Machine Learning, ML is a complex topic to learn if not done in a structured way. Though there are numerous online resources available, most of them have become redundant as ML is evolving quickly. Also, the content has a lot of technical jargon which makes it difficult to understand. To address these issues and to make the process of learning ML easy, follow the below steps.
Understand the basic concepts of ML
If you are a beginner to machine learning, it is essential to know about what it is and how it impacts the world. This will give you a newfound appreciation and motivation to learn even if you are only doing it because it is trending. Once you have understood the basic concepts then start learning about its applications which will help you understand the concepts in a better way.
Python is the most common machine learning programming language and is the first thing that is thought in any machine language course. Get a thorough knowledge of Python with emphasis on data structures which will also help you focus going forward in ML. The reason for choosing Python is that there is a good community/support for this language when compared to others. When you are stuck, these communities can help resolve issues. Other languages you can learn are R, Scala, and Julia.
Learn Data exploration
A good ML professional will know all about data cleansing and feature engineering. Spend a fair amount of time understanding the various data exploration stages like feature engineering, Outlier treatment, Missing values treatment, variable identification, and such. This can also be acquired when you are learning Python or R. A few other things to concentrate on are data analysis, data manipulation, and visualization. Use tools such as Panda for working with data frames, Numpy for performing mathematical operations, and Matpotlib for creating graphs and visualization of data.
Deep Dive Into ML Algorithms
Once you have completed the steps given above, you will be armed with the skills to manipulate and visualize data. It is now time to learn ML algorithms. Scikit-learn can be used which is a library in Python to learn in-built algorithms. It also has many other features and functions that can be utilized for learning. The main focus should be on algorithms used for classification and regression and not on understanding the algorithm. All the resources needed to learn and master are available online, but if you need handholding machine learning training is the only way forward.
After learning the basic machine language techniques, algorithms, and data structures, you can move ahead to more advanced ML topics like Deep Learning and ML with Big Data. These are important as you will be learning to work on data that is unstructured.

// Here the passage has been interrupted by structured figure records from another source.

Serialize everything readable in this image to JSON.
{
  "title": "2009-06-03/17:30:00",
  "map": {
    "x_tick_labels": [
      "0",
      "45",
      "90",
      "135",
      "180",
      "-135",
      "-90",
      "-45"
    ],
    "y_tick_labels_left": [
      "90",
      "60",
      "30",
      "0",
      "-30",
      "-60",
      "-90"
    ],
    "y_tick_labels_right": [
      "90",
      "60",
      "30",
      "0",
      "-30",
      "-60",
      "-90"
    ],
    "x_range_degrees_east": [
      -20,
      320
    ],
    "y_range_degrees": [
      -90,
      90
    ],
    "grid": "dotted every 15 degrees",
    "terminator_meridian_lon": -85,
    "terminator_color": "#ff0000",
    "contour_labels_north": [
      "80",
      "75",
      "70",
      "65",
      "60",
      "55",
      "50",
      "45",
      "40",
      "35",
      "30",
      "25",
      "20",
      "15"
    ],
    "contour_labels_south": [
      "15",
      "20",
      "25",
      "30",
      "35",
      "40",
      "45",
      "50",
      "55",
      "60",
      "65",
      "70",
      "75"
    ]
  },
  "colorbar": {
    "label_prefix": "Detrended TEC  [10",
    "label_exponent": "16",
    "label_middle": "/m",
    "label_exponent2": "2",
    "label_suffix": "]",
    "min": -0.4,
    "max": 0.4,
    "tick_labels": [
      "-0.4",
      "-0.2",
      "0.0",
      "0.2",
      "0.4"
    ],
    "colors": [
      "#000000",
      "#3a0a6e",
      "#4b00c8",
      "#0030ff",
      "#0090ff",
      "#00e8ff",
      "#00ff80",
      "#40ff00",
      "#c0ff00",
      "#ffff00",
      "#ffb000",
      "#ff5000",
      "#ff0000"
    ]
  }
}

Some useful resources for deep learning are Tutorials and resources on deep learning, Basics of neural networks by Geoff Hinton, Text Mining Using Python, and Pattern recognition using Python.

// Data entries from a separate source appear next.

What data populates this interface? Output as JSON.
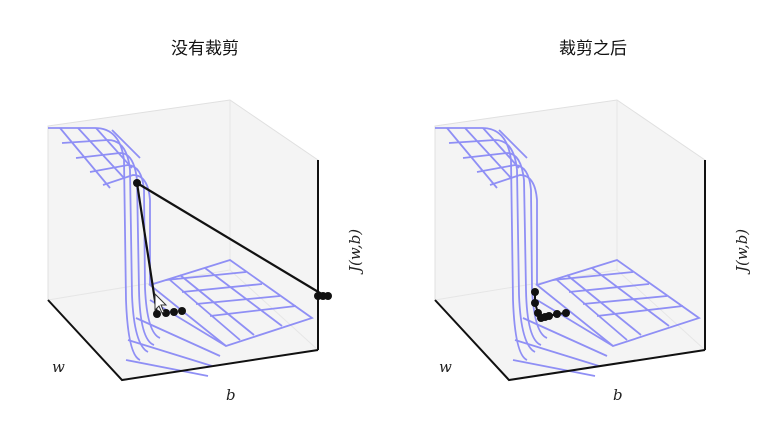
{
  "titles": {
    "left": "没有裁剪",
    "right": "裁剪之后"
  },
  "axes": {
    "w": "w",
    "b": "b",
    "z": "J(w,b)"
  },
  "colors": {
    "surface": "#8f8ff5",
    "pane": "#f2f2f2",
    "pane_edge": "#dcdcdc",
    "frame": "#111111",
    "trajectory": "#111111"
  }
}
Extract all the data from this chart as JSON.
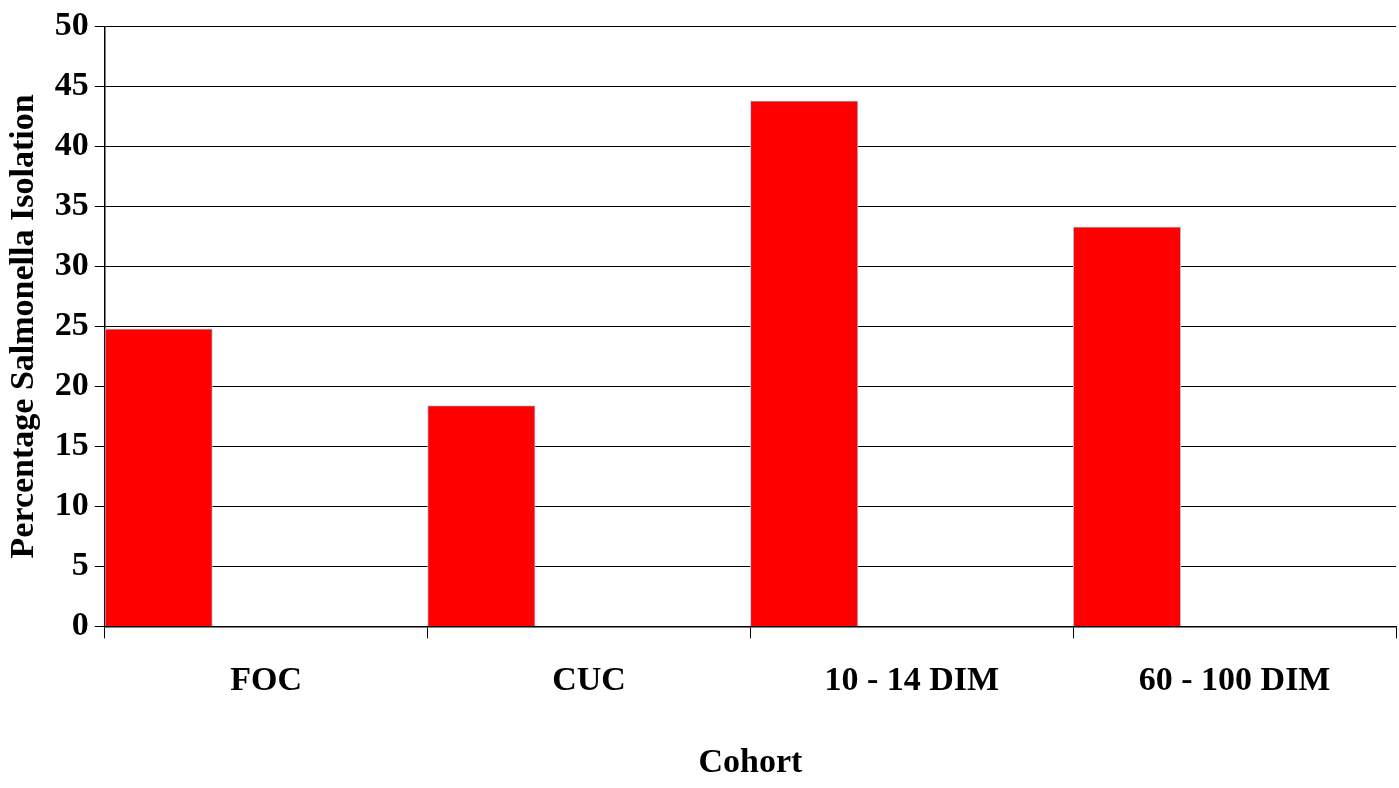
{
  "chart_data": {
    "type": "bar",
    "xlabel": "Cohort",
    "ylabel": "Percentage Salmonella Isolation",
    "categories": [
      "FOC",
      "CUC",
      "10 - 14 DIM",
      "60 - 100 DIM"
    ],
    "values": [
      24.8,
      18.4,
      43.8,
      33.3
    ],
    "color": "#ff0000",
    "ylim": [
      0,
      50
    ],
    "yticks": [
      0,
      5,
      10,
      15,
      20,
      25,
      30,
      35,
      40,
      45,
      50
    ],
    "grid": "y",
    "legend": false
  }
}
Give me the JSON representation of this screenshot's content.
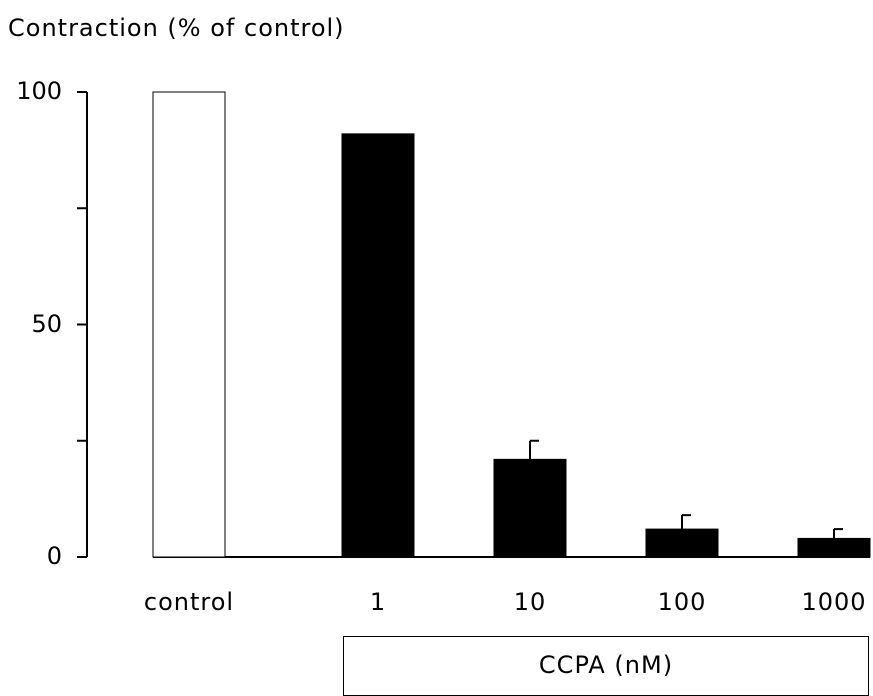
{
  "chart_data": {
    "type": "bar",
    "ylabel": "Contraction (% of control)",
    "xlabel": "",
    "ylim": [
      0,
      100
    ],
    "yticks": [
      0,
      50,
      100
    ],
    "categories": [
      "control",
      "1",
      "10",
      "100",
      "1000"
    ],
    "values": [
      100,
      91,
      21,
      6,
      4
    ],
    "errors": [
      0,
      0,
      4,
      3,
      2
    ],
    "fill_colors": [
      "#ffffff",
      "#000000",
      "#000000",
      "#000000",
      "#000000"
    ],
    "group_label": "CCPA (nM)",
    "grid": false,
    "legend": "none"
  }
}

Machine Learning with Big Data
Big data is full of raw data which is not useful in getting the needed insights. Machine learning helps in identifying patterns, generating insights, and also reading from data. A few handy tutorials to learn these concepts are Packages for Big Data in Python and Scalable Machine Learning.
Follow the above steps in sequence to master machine learning. Learning something new especially something like ML and mastering it will need a lot of patience and perseverance. Take your time but master it!